Spike: Deduplicate ci_build_sources

Problem

Another case of unnecessary data duplication: https://gitlab.com/gitlab-org/gitlab/-/blob/29c470086f1a19450565d411792a1cf82c6f637c/lib/gitlab/ci/pipeline/chain/set_build_sources.rb#L18-22 - The table ci_build_sources is always populated for every job.

This feature was added to distinguish jobs coming from security policies vs jobs defined in the .gitlab-ci.yml. Security policy jobs are a great minority, yet we populate this data all the time.

Proposal

Best way would be to see if we could move this data to job definition and deduplicate it since it’s immutable but later we may remove it for archived jobs.

Alternatively we should avoid populating this table in the “default scenario” and use the already existing dynamic value: https://gitlab.com/gitlab-org/gitlab/-/blob/2c63fab5aa0b5432393a5f33d04178a5c36a9438/app/models/ci/build.rb#L1205.

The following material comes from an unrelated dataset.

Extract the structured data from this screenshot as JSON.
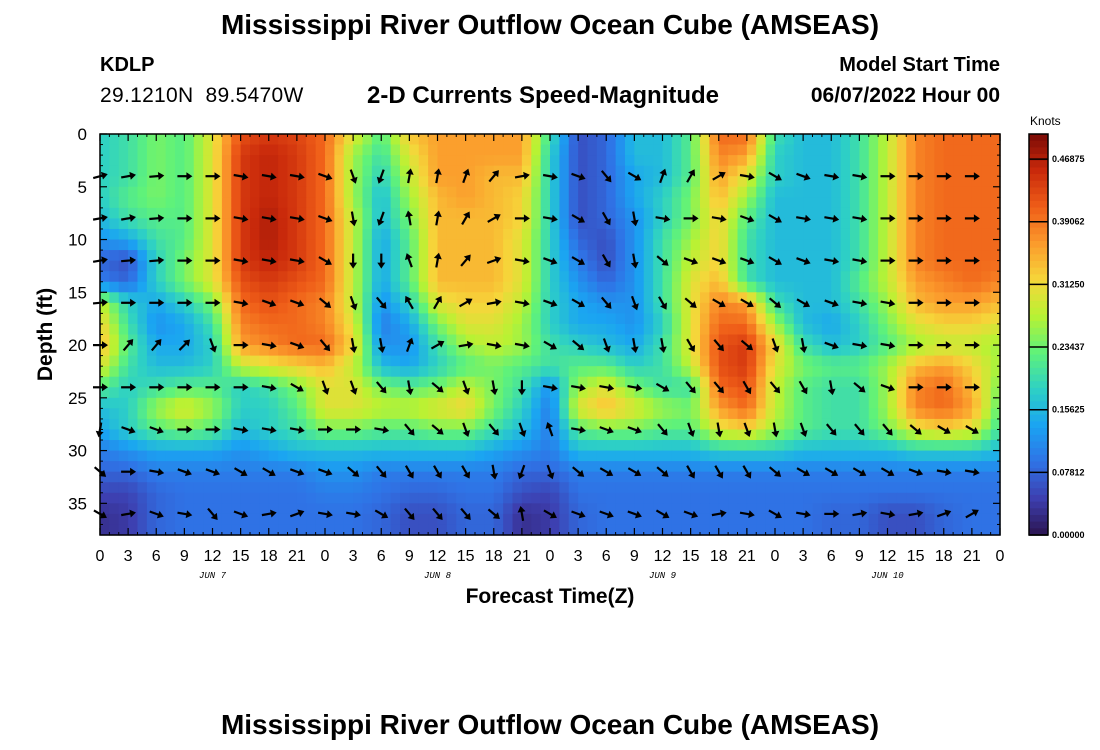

We need to work closely with groupsecurity policies or delegate the work to them, to ensure that the refactoring does not break any existing functionality or expectations.

Expected outcomes

  1. Investigation results outlining why we cannot/should not deduplicate this data, OR

  2. A POC MR with the proposed implementation.

Edited by Leaminn Ma